5

My goal is to create simple geometric line drawings in pure black and white. I do not need gray tones. Something like this (example of training image):

enter image description here

But using that GAN it produces gray tone images. For example, here is some detail from a generated image.

enter image description here

I used this Pytorch based Vanilla GAN as the base for what I am trying to do. I suspect my GAN is doing far too much work calculating all those floats. I'm pretty sure it is normalized to use numbers between -1 and 1 inside the nn? I have read it is a bad idea to try to using 0 and 1 due to problems with tanh activation layer. So any other ideas? Here is the code for my discriminator and generator.

image_size=248
batch_size = 10
n_noise = 100
class Discriminator(nn.Module):
    """
        Simple Discriminator w/ MLP
    """
    def __init__(self, input_size=image_size ** 2, num_classes=1):
        super(Discriminator, self).__init__()
        self.layer = nn.Sequential(
            nn.Linear(input_size, 512),
            nn.LeakyReLU(0.2),
            nn.Linear(512, 256),
            nn.LeakyReLU(0.2),
            nn.Linear(256, num_classes),
            nn.Sigmoid(),
        )

    def forward(self, x):
        y_ = x.view(x.size(0), -1)
        y_ = self.layer(y_)
        return y_

Generator:

class Generator(nn.Module):
    """
        Simple Generator w/ MLP
    """
    def __init__(self, input_size=batch_size, num_classes=image_size ** 2):
        super(Generator, self).__init__()
        self.layer = nn.Sequential(
            nn.Linear(input_size, 128),
            nn.LeakyReLU(0.2),
            nn.Linear(128, 256),
            nn.BatchNorm1d(256),
            nn.LeakyReLU(0.2),
            nn.Linear(256, 512),
            nn.BatchNorm1d(512),
            nn.LeakyReLU(0.2),
            nn.Linear(512, 1024),
            nn.BatchNorm1d(1024),
            nn.LeakyReLU(0.2),
            nn.Linear(1024, num_classes),
            nn.Tanh()
        )

    def forward(self, x):
        y_ = self.layer(x)
        y_ = y_.view(x.size(0), 1, image_size, image_size)
        return y_

What I have so far pretty much consumes all the available memory I have so simplifying it and / or speeding it up would both be a plus. My input images are 248px by 248px. If I go any smaller than that, they are no longer useful. So quite a bit larger than the MNIST digits (28x28) the original GAN was created over. I am also quite new to all of this so any other suggestions are also appreciated.

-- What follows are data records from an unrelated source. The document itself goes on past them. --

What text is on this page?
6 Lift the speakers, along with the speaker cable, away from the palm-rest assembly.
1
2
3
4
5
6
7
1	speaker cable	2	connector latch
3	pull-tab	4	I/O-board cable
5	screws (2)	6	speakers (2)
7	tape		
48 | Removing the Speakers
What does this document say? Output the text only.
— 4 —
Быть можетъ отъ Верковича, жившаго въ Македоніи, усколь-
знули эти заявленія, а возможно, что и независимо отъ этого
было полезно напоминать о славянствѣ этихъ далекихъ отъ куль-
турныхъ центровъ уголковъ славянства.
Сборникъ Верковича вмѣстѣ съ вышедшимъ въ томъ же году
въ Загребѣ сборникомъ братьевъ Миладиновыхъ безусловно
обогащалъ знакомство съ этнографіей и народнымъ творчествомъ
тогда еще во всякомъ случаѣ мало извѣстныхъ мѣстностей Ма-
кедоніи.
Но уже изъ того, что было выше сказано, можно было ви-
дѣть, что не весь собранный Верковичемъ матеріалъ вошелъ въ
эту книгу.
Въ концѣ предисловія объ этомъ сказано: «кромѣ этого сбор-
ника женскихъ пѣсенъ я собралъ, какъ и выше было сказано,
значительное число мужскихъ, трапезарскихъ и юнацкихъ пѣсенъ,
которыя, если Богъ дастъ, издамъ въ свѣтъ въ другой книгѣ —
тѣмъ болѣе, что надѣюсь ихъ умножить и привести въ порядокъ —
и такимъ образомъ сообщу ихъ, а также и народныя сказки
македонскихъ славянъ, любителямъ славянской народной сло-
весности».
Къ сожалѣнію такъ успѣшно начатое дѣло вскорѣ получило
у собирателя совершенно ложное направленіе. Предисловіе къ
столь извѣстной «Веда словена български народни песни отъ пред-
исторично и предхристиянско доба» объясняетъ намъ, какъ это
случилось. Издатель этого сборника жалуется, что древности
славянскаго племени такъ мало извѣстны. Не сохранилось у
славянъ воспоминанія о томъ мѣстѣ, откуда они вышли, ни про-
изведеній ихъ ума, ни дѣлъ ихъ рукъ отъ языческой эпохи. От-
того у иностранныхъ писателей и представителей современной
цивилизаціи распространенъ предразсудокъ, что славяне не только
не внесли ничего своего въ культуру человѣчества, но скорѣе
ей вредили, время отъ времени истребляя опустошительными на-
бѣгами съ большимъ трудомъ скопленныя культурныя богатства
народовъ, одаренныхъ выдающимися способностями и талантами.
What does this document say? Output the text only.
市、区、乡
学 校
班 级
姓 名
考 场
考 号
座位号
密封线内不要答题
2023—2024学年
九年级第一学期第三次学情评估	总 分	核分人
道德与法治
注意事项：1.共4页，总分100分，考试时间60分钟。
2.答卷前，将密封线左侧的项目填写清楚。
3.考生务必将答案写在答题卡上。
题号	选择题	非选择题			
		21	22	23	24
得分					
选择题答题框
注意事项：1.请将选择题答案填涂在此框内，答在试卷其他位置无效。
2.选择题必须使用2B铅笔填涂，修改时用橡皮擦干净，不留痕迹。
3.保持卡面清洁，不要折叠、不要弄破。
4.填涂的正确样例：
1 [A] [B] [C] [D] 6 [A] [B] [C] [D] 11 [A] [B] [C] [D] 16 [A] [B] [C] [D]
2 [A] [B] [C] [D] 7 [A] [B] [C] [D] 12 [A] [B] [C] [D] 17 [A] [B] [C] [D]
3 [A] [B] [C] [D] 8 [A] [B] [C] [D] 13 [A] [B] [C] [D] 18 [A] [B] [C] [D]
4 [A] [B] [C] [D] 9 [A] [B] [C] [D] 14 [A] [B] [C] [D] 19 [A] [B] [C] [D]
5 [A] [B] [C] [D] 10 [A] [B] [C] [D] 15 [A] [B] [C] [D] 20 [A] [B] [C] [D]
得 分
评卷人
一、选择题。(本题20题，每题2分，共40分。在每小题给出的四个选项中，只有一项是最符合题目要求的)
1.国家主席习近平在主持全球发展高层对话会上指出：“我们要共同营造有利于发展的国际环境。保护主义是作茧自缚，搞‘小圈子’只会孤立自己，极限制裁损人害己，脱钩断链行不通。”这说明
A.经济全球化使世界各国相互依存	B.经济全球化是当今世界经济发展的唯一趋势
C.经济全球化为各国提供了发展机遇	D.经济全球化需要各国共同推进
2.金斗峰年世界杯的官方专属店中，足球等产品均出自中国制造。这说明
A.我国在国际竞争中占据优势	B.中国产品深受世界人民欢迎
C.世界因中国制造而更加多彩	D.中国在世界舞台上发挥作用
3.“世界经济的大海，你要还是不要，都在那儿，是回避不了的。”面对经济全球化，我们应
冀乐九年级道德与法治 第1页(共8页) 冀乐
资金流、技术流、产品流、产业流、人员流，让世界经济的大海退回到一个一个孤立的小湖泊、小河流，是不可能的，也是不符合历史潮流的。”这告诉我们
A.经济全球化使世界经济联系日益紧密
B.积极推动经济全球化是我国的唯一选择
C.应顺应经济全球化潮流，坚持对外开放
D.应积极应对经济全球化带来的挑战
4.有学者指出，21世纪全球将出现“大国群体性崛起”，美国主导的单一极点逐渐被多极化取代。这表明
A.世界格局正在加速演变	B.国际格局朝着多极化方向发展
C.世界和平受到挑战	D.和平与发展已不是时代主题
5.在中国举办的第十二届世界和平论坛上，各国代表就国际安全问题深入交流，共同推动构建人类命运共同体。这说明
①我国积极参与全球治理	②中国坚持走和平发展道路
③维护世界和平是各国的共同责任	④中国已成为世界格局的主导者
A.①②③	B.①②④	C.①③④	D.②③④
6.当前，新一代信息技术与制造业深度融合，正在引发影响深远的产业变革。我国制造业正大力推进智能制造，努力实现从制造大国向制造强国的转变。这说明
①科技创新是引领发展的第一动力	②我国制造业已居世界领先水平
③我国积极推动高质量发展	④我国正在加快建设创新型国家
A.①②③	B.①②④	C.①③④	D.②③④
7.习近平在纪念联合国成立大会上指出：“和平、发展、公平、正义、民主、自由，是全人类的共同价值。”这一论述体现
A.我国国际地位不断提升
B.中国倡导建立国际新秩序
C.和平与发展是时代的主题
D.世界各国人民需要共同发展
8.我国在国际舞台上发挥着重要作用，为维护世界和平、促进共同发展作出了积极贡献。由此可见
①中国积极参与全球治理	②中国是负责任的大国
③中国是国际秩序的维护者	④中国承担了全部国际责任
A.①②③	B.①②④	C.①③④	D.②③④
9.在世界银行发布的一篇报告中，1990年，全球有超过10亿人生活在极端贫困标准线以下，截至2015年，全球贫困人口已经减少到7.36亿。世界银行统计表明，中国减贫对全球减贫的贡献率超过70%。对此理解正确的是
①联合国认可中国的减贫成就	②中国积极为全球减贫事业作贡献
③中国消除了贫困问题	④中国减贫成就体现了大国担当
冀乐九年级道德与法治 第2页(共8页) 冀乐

EDIT: What I have tried so far. I tried making the final output of the Generator B&W by making the output binary (-1 or 1) using this class:

class Binary(nn.Module):
    def __init__(self):
        super(Binary, self).__init__()

    def forward(self, x):
        x2 = x.clone()
        x2 = x2.sign()
        x2[x2==0] = -1.
        x = x2
        return x

And then I replaced nn.Tanh() with Binary(). It did generate black and white images. But no matter how many epochs, the output still looked random. Using grayscale and nn.Tanh() I do at least see good results.

Todd Chaffee
  • 103
  • 7
  • Hi, your output is continuous because your final layer is a Tanh. Please check https://pytorch.org/docs/stable/nn.html#tanh for a reference of what that looks like. Normally in these types of applications you put in a final convolution of x,y,1. – S van Balen Apr 01 '20 at 20:57
  • I had already tried that. See the edit for what I did. I didn't add that at first because I wanted to see what others would come up with. – Todd Chaffee Apr 01 '20 at 23:32

1 Answers1

2

The output is going to be "continuous" if you don't use it for "classification".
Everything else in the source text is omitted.